The hostesses were a little late, but the reunion was gay beyond all precedent. The last trappings of ceremony were thrown off. A Bohemian merriment reigned, regardless of the liveried menial who alone sustained the dignity of the dinner-table. Mrs. Wyndwood, looking a shade paler and more spiritual, but no whit less beautiful than her wont, appeared in a low white satin gown, with the same jewelled butterfly poised at the bosom as on the night when Matthew had met her at the Academy soirée. He fancied some occult significance in the circumstance. Olive was in soft green that harmonized so suavely with her complexion as to give her a less aggressive air than when she wore blue. There was a fragrant tea-rose with a sprig of maiden-hair fern at her throat; and the table was gay with many choice specimens of aster and hydrangea, presents from Primitiva’s father.
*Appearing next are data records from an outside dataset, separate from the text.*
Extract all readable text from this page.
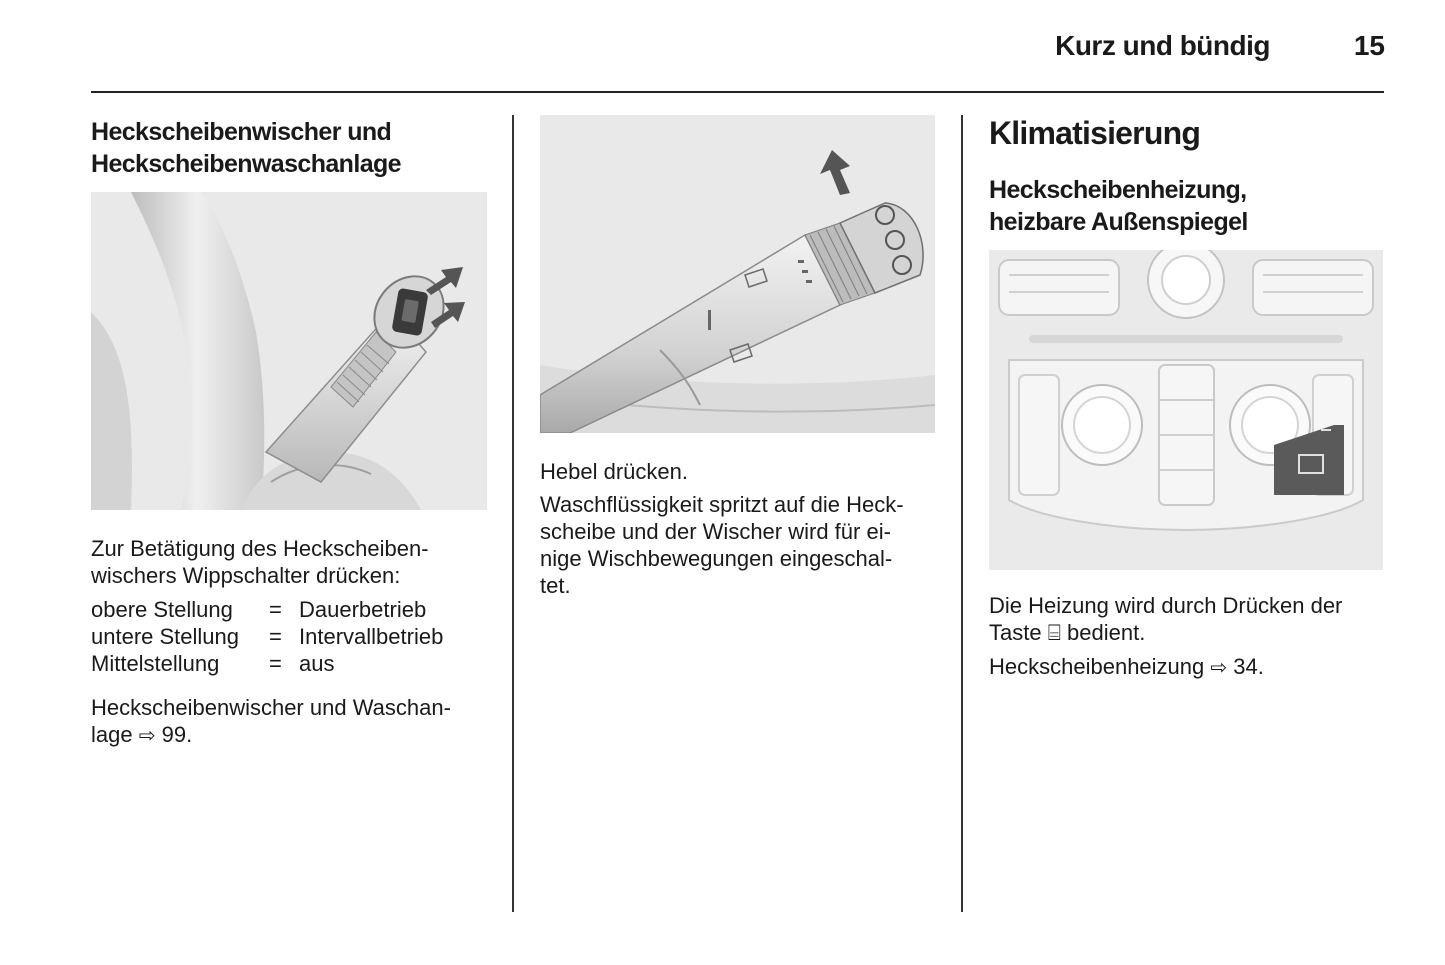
Kurz und bündig	15
Heckscheibenwischer und
Heckscheibenwaschanlage

Zur Betätigung des Heckscheiben-
wischers Wippschalter drücken:

obere Stellung	=	Dauerbetrieb
untere Stellung	=	Intervallbetrieb
Mittelstellung	=	aus

Heckscheibenwischer und Waschan-
lage ⇨ 99.

Hebel drücken.

Waschflüssigkeit spritzt auf die Heck-
scheibe und der Wischer wird für ei-
nige Wischbewegungen eingeschal-
tet.

Klimatisierung
Heckscheibenheizung,
heizbare Außenspiegel

Die Heizung wird durch Drücken der
Taste ⌸ bedient.

Heckscheibenheizung ⇨ 34.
Outside the roar of the sea and the wail of the wind emphasized the charm and comfort of the interior and the gladness of being alive.
There was a wavering flush on Mrs. Wyndwood’s cheek and a shining moisture in her eye as, before they sat down, she presented Matthew with the cup, which Olive complained had been dashed from her lips. Interrogated as to her sensations, she said she had a horrible feeling of littleness in the midst of the great churn of waters and under the naked sky. It did not seem the same sea she had been bestriding so recklessly and voluptuously. She seemed to herself absolutely unimportant—a mere atom in the blind wash of the waves, a straw they would engulf, drift, or disgorge with equal indifference. It was this thought that suddenly paralyzed her, and made her give up and go under; when she came up, something not herself made her strain every sinew to keep afloat.
“Something not ourselves that makes for life,” said Herbert.